Mash-up, the hip term of the day, seems so horribly inadequate. Plus the term is overused. I first heard it in reference to a style of musical mixing that involved taking two tunes and beat-maching them while intersampling parts like lyrics and vocals. That in itself is a fun art form, if somewhat copyright-transgressive. But what's the relationship of that to this? Not much that I can see.

And isn't there something essential to this art in that it's placed on the net for free distribution? Wouldn't it be something different if we saw it in a movie theater, confined to our seats? Would it be different yet again if it was played on the wall of a club and we were encouraged to dance to it?

I have a lot of questions, and no answers. But I'm convinced that if this isn't being taught in design schools right now then they're doing their students a disservice.

Comments (2) + TrackBacks (0) | Category: Big Thoughts


COMMENTS

1. Melanie McBride on March 20, 2009 12:35 PM writes...

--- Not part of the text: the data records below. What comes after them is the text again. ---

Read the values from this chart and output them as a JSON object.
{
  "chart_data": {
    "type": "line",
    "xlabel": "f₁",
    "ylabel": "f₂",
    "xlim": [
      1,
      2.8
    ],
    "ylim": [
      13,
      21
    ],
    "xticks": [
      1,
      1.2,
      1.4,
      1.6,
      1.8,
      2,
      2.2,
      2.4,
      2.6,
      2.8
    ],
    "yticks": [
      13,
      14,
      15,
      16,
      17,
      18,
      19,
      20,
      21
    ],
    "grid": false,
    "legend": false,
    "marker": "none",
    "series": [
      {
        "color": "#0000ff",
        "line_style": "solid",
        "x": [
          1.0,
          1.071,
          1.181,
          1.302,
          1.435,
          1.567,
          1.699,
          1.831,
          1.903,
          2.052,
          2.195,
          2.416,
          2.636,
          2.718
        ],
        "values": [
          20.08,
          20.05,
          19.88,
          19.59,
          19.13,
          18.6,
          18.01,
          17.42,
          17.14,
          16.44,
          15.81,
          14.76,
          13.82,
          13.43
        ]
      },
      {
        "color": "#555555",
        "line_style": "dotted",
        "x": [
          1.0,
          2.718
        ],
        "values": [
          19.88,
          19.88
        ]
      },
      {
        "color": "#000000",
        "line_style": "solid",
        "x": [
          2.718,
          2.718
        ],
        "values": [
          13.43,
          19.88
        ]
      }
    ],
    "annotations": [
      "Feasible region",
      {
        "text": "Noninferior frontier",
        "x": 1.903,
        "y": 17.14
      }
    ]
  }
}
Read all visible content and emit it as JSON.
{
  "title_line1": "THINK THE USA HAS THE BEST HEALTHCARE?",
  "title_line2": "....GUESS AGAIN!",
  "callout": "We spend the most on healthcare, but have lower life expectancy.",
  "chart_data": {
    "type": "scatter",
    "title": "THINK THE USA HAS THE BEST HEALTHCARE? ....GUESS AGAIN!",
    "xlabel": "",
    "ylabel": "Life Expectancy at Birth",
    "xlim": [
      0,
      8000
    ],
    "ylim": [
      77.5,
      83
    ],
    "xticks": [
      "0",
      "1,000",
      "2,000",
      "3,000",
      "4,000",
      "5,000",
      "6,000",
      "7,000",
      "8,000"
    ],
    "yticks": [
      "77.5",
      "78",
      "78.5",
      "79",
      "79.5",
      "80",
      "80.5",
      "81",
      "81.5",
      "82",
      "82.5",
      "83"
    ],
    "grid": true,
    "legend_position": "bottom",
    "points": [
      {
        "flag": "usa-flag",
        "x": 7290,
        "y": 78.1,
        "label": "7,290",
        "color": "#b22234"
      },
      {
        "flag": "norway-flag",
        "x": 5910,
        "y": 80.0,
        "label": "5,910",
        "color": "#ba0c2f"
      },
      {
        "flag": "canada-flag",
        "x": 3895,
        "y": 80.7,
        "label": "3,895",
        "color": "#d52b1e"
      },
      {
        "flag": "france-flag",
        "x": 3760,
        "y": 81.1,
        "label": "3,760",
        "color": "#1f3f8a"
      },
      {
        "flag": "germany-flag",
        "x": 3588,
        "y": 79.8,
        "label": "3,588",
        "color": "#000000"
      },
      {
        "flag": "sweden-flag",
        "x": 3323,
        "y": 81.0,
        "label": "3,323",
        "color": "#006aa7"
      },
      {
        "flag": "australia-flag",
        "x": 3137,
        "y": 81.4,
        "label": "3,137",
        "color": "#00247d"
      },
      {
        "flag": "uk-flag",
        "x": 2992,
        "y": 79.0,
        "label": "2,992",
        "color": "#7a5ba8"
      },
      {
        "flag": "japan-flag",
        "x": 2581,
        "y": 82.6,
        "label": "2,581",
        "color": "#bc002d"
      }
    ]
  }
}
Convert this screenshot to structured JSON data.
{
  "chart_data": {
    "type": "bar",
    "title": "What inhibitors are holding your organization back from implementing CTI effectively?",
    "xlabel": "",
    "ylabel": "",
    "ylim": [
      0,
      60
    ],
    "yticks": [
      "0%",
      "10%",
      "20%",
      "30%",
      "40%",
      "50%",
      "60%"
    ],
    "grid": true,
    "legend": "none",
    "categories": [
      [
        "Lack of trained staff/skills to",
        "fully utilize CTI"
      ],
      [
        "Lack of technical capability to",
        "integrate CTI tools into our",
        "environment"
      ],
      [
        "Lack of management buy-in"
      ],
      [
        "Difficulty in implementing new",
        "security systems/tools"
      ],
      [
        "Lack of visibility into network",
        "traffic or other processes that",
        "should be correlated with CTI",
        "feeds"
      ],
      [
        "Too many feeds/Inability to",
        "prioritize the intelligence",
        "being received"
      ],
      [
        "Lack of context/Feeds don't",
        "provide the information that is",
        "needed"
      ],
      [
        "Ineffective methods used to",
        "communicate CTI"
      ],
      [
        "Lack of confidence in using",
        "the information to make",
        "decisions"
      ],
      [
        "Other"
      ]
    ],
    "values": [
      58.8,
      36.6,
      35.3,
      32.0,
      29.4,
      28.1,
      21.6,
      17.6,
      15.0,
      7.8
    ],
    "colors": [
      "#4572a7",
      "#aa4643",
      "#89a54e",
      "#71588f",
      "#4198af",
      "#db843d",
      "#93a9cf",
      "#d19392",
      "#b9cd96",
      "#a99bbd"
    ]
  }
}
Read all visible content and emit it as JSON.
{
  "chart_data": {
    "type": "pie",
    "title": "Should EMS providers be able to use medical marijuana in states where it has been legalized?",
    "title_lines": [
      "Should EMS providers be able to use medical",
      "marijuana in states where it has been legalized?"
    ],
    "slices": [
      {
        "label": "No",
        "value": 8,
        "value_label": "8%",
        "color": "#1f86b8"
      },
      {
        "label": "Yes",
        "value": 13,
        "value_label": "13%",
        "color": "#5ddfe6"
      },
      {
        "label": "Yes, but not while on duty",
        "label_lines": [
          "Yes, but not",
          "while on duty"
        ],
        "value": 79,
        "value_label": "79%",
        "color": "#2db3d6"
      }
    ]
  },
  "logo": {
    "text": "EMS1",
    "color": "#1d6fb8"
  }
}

I agree that we need to teach these kinds of approaches. But you must understand the problems in education are as enormous as those in publishing. While teachers can create these kinds of projects, the use of copyrighted materials is another matter. Our school boards and other stakeholders who tell us what we can and cannot do in our classrooms make the larger decisions - like blocking websites like youtube. It's important to keep this in mind - keep the real context of teachers in mind - when talking about what we should be teaching in school. The teachers are with you 100% that we need to keep pace with what's actually going on. Unfortunately, we're not the ones ultimately making the decisions (in many cases).

I teach web production courses at the post secondary level. Right now, I'm teaching an online magazine course that offers a general, non-techie, overview of web2.0 paradigms, trends with some hands on learning (creating a blog etc). I showed the students Lessig's TED talk, which unpacks the larger ideas quite well in addition to kutiman's recent mashups. I also showed them how to create a CC license for their work and possibly use this approach for "pro-am" content licensing when they go to work for mags.

Given my current course hours (woefully inadequate) I couldn't do anything really experimental because I had to *deliver* the core and professional learnings they need for industry.

I'm currently developing my own 'mashup' curriculum based on items I have used (like Lessig's TED talk). To combine these items with activities, questions, resources for further use and specific assignments.

The most educators can do right now is to build new works around mashup culture -- to take, for example, the kutiman video and create some activities, questions and assignments for students to "riff" off of that work and think about these things beyond passive consumption (entertainment products).

Permalink to Comment

2. DrWex on March 20, 2009 2:11 PM writes...

First, thanks for contributing your perspective. It's nice to know that some of my readers are out and teaching about this stuff.

Of course you're right - having taught some courses (at adjunct positions in local universities) I know how much work it is just to create one course. And I sympathize with your struggles to bring overly conservative administration staff into the 21st century.

Finally, I'm glad to hear you're challenging your students to riff on this kind of thing. I imagine that 99% of them don't have any more idea what to make of it than I do, but somewhere out there I'm betting there are brilliant individuals who can bring new insights if people like you can keep exposing them to new stuff.